Kong Rong Mulai Membantah
Para pelayan mulai menghidangkan makanan, para tamu yang tadinya bercakap-cakap santai pun duduk di tempat masing-masing. Kursi utama tentu saja diduduki oleh Bian Rang dan Bian Yuanli, dengan di sampingnya Bian Zhao dan Bian Gongbu, keduanya duduk satu meja.
Di meja utama tamu pertama adalah Sima Fang, pejabat tinggi yang menjabat sebagai Gubernur Luoyang, bersama putra sulungnya, Sima Lang. Posisi mereka di meja itu sudah sewajarnya, mengingat nama besar dan jabatan yang mereka sandang.
Di seberang mereka duduk dua pejabat berpengaruh dengan pangkat seribu batu: Wang Qian, Kepala Staf Jenderal dari kantor Jenderal Besar, dan Han Fu, Wakil Pengawas dari Departemen Perbendaharaan. Han Fu ini cukup terkenal, setidaknya Cheng Yun pernah mendengar namanya. Di akhir Dinasti Han Timur, ia dikenal sebagai salah satu tuan tanah paling “lemah”, seorang pengecut yang bunuh diri karena takut pada Yuan Shao. Namun saat Cheng Yun memandangnya setelah diperkenalkan oleh Bian Rang, Han Fu tampak sebagai seorang lelaki lembut dan cerdas, sama sekali tidak seperti yang digambarkan dalam drama televisi.

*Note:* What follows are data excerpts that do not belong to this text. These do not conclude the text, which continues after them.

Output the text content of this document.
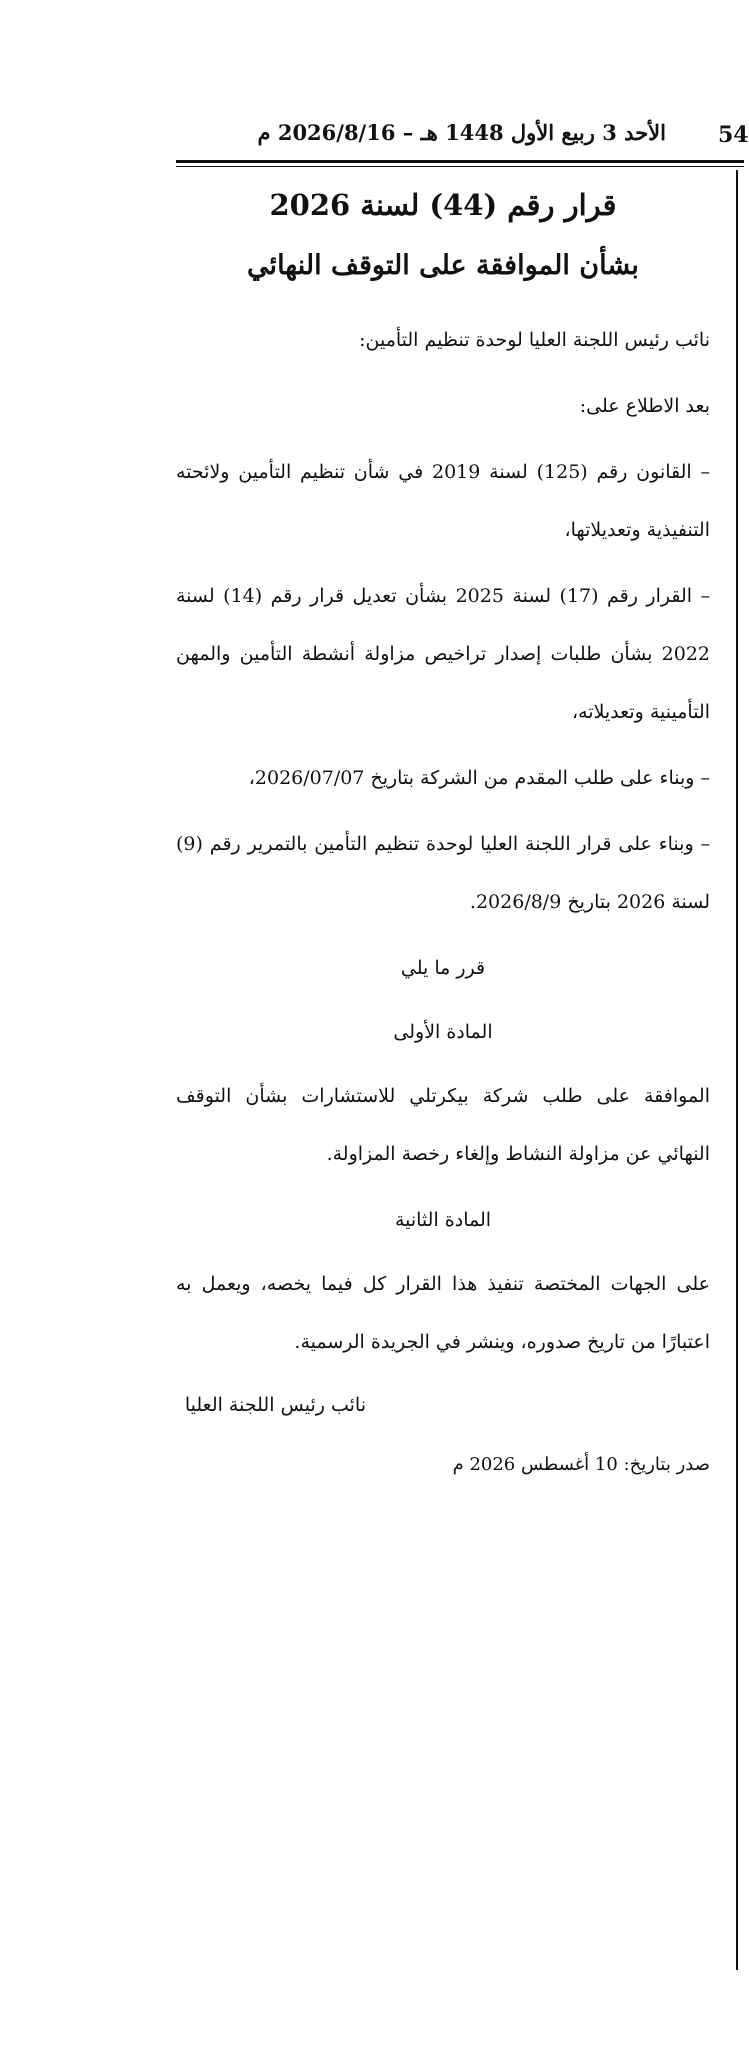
54
الأحد 3 ربيع الأول 1448 هـ – 2026/8/16 م
قرار رقم (44) لسنة 2026
بشأن الموافقة على التوقف النهائي

نائب رئيس اللجنة العليا لوحدة تنظيم التأمين:

بعد الاطلاع على:

– القانون رقم (125) لسنة 2019 في شأن تنظيم التأمين ولائحته التنفيذية وتعديلاتها،

– القرار رقم (17) لسنة 2025 بشأن تعديل قرار رقم (14) لسنة 2022 بشأن طلبات إصدار تراخيص مزاولة أنشطة التأمين والمهن التأمينية وتعديلاته،

– وبناء على طلب المقدم من الشركة بتاريخ 2026/07/07،

– وبناء على قرار اللجنة العليا لوحدة تنظيم التأمين بالتمرير رقم (9) لسنة 2026 بتاريخ 2026/8/9.

قرر ما يلي
المادة الأولى

الموافقة على طلب شركة بيكرتلي للاستشارات بشأن التوقف النهائي عن مزاولة النشاط وإلغاء رخصة المزاولة.

المادة الثانية

على الجهات المختصة تنفيذ هذا القرار كل فيما يخصه، ويعمل به اعتبارًا من تاريخ صدوره، وينشر في الجريدة الرسمية.

نائب رئيس اللجنة العليا
صدر بتاريخ: 10 أغسطس 2026 م
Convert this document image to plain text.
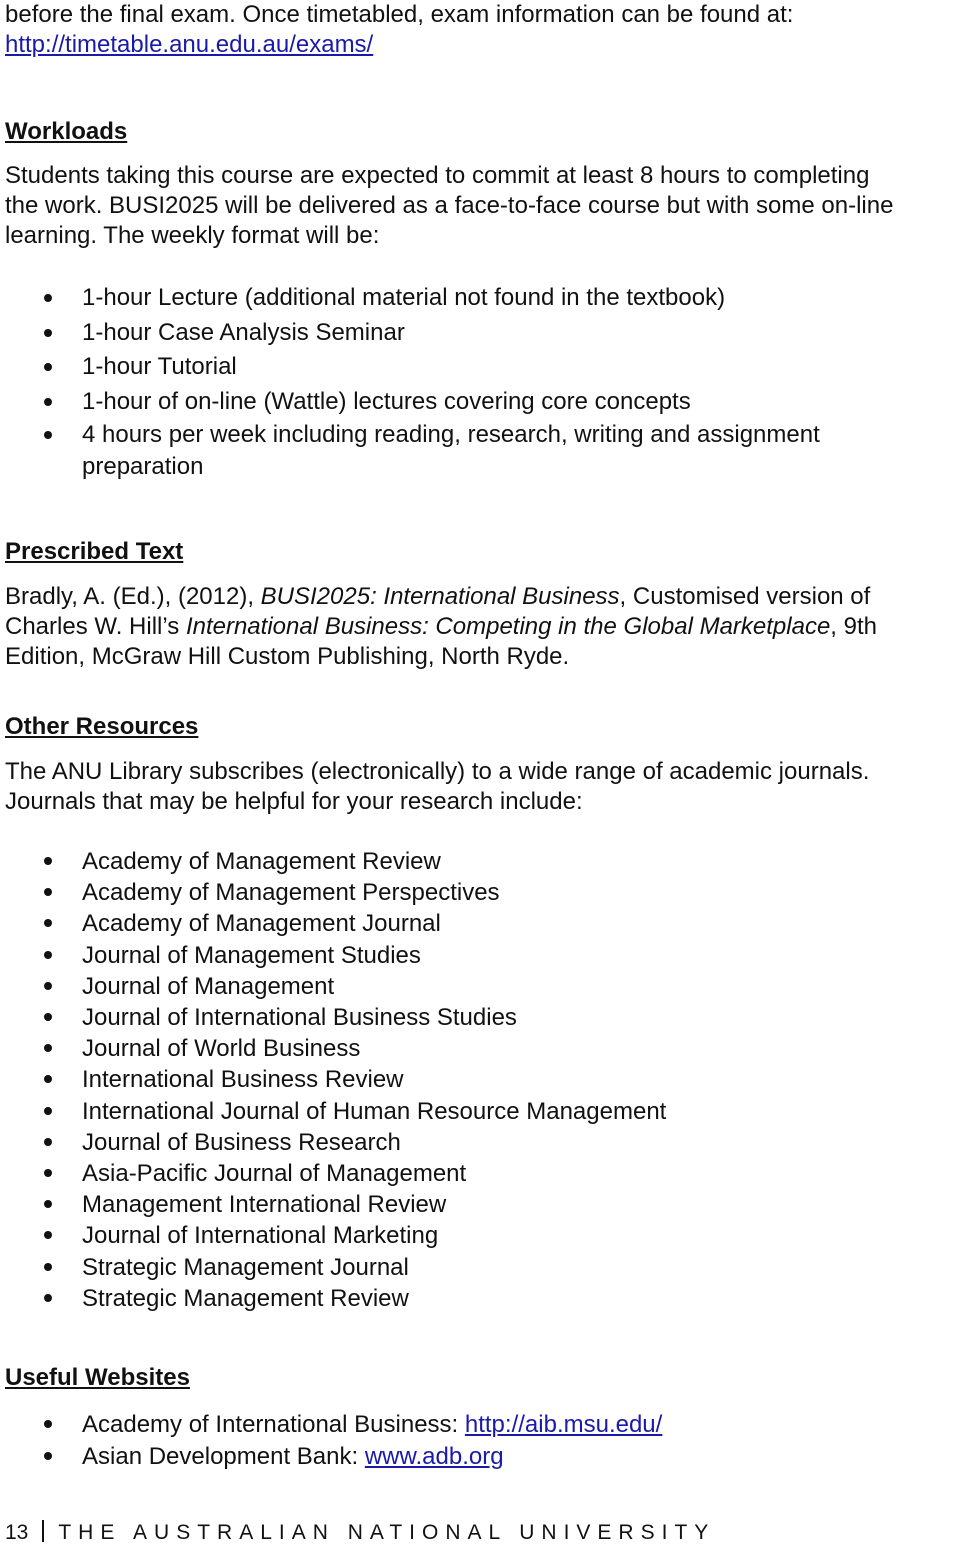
before the final exam. Once timetabled, exam information can be found at:
http://timetable.anu.edu.au/exams/
Workloads
Students taking this course are expected to commit at least 8 hours to completing
the work. BUSI2025 will be delivered as a face-to-face course but with some on-line
learning. The weekly format will be:
1-hour Lecture (additional material not found in the textbook)
1-hour Case Analysis Seminar
1-hour Tutorial
1-hour of on-line (Wattle) lectures covering core concepts
4 hours per week including reading, research, writing and assignment
preparation
Prescribed Text
Bradly, A. (Ed.), (2012), BUSI2025: International Business, Customised version of
Charles W. Hill’s International Business: Competing in the Global Marketplace, 9th
Edition, McGraw Hill Custom Publishing, North Ryde.
Other Resources
The ANU Library subscribes (electronically) to a wide range of academic journals.
Journals that may be helpful for your research include:
Academy of Management Review
Academy of Management Perspectives
Academy of Management Journal
Journal of Management Studies
Journal of Management
Journal of International Business Studies
Journal of World Business
International Business Review
International Journal of Human Resource Management
Journal of Business Research
Asia-Pacific Journal of Management
Management International Review
Journal of International Marketing
Strategic Management Journal
Strategic Management Review
Useful Websites
Academy of International Business: http://aib.msu.edu/
Asian Development Bank: www.adb.org
13 THE AUSTRALIAN NATIONAL UNIVERSITY
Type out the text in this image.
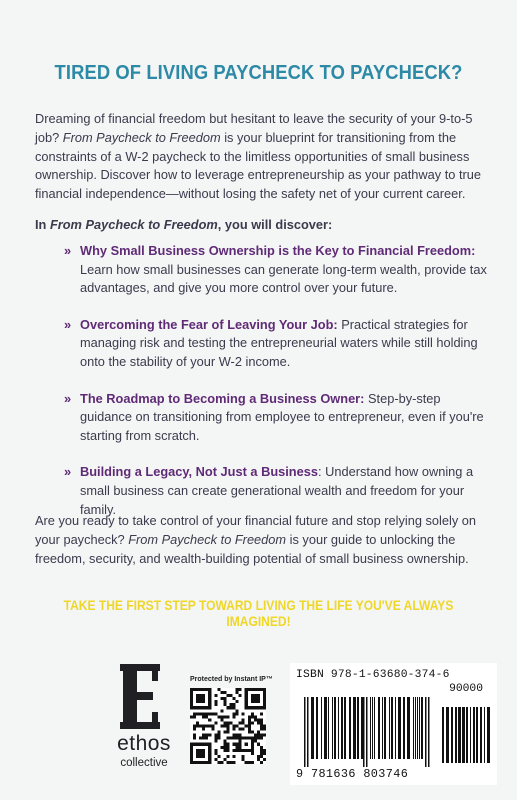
TIRED OF LIVING PAYCHECK TO PAYCHECK?

Dreaming of financial freedom but hesitant to leave the security of your 9-to-5 job? From Paycheck to Freedom is your blueprint for transitioning from the constraints of a W-2 paycheck to the limitless opportunities of small business ownership. Discover how to leverage entrepreneurship as your pathway to true financial independence—without losing the safety net of your current career.

In From Paycheck to Freedom, you will discover:

» Why Small Business Ownership is the Key to Financial Freedom: Learn how small businesses can generate long-term wealth, provide tax advantages, and give you more control over your future.
» Overcoming the Fear of Leaving Your Job: Practical strategies for managing risk and testing the entrepreneurial waters while still holding onto the stability of your W-2 income.
» The Roadmap to Becoming a Business Owner: Step-by-step guidance on transitioning from employee to entrepreneur, even if you're starting from scratch.
» Building a Legacy, Not Just a Business: Understand how owning a small business can create generational wealth and freedom for your family.

Are you ready to take control of your financial future and stop relying solely on your paycheck? From Paycheck to Freedom is your guide to unlocking the freedom, security, and wealth-building potential of small business ownership.

TAKE THE FIRST STEP TOWARD LIVING THE LIFE YOU'VE ALWAYS IMAGINED!
ethos
collective
Protected by Instant IP™	ISBN 978-1-63680-374-6
90000
9 781636 803746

Sedangkan Wang Qian, Cheng Yun belum pernah mendengar namanya di kehidupan sebelumnya. Namun ternyata, ia punya hubungan dekat dengan Cai Yong. Jika tak ada aral melintang, putranya, Wang Can, kelak akan menjadi murid kecil Cai Yong dan mewarisi koleksi sepuluh ribu buku milik Cai Yong. Sayangnya, dengan hadirnya Cheng Yun, kemungkinan itu menjadi tidak pasti.
Cheng Yun tidak berusaha mengingat satu per satu para tamu yang duduk di bawah mereka, karena ia juga bukan tipe orang yang bisa mengingat semua hal sekaligus. Ia hanya sekilas mendengarkan nama-nama para tamu terhormat yang hadir, dan mencatat dalam hati siapa saja yang kelak akan dikenang sepanjang masa.
Di antara mereka ada Kong Rong, Hua Xin, Wang Lang, Chen Lin, Zang Hong, Chen Gong, Gu Yong, Ruan Yu, dan Chunyu Qiong—semua adalah cendekiawan dan tokoh besar di akhir Dinasti Han Timur. Keberadaan mereka sebagai tamu Bian Rang menunjukkan betapa besar daya tarik pribadi Bian Rang; sungguh membuat orang kagum.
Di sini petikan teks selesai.